Results: Eleven patients were diagnosed with JMML and received allogeneic HSCT over the last 15 years in our center.  Median age at diagnosis was 18.6 (range 2.9-42.1) months.  Six of 11 (54.5%) were males.  Eight of 11 (72.7%) were Hispanic, 2/11 White (18.2%), and 1/11 Black (9.1%).  Median age at HSCT was 26.2 months (range 4.1-51.0) with median time to HSCT 6.1 months (range 1.2-17.1).   All received myeloablative conditioning; 8/11 (72.7%) received busulfan, cyclophosphamide, and melphalan with 5/11 (45.5%) receiving ATG.  GVHD prophylaxis was CsA+steroids (4), CsA+MMF (1), and CsA+MTX (1) and tacrolimus+MTX (5).  Stem cell source was unrelated umbilical cord blood (UCB) (7) and bone marrow (BM) (4).  UCB HLA-disparities were 5/6 (5), 4/6 (1), and 3/6 (1).  Three of 4 received matched related donor (MRD) BM while 1 received matched unrelated donor (MUD) BMT.  Median time to ANC > 500/µL was 21 days, to PLT >20,000/µL was 33 days, and to PLT >50,000/µL was 44.5 days.  One patient (UCB) had engraftment failure and received a 2nd HSCT with UCB after 200 cGy total body irradiation+fludarabine+ATG.  Acute GVHD occurred in 6/11 (54.5%), limited chronic GVHD in 2/11 (18.2%) and extensive chronic GVHD in 1/11 (9.1%).  With a median follow-up of 4.2 (range_0.1-15.2) years, 8/11 patients are alive (72.7%).  Cause of death was progression to AML (1), sinusoidal obstructive liver syndrome and HHV6 encephalitis (1) and chronic GVHD with bronchiolitis obliterans (1). 

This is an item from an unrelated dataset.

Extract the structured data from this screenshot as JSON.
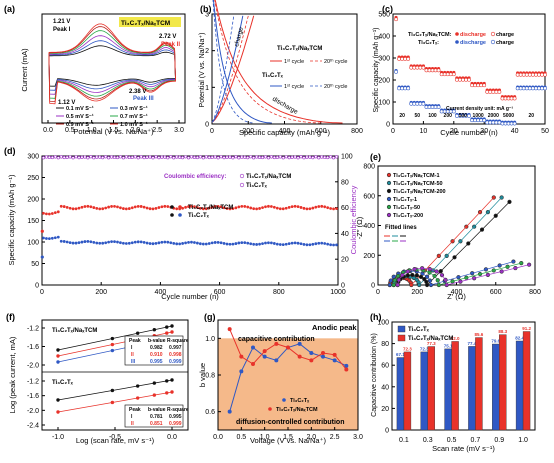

Conclusions:  The overall survival for JMML in our center (72.7%) over the last 15 years is comparable to published data.  Despite historically poor disease-free survival, no patients have experienced recurrent JMML post-HSCT in our cohort.  We hypothesize that this observed trend toward superior survival may be due to undefined favorable characteristics in our predominantly Hispanic patient population and younger age at diagnosis.  Our experience supports the use of HLA-mismatched UCB for unrelated donor HSCT in JMML.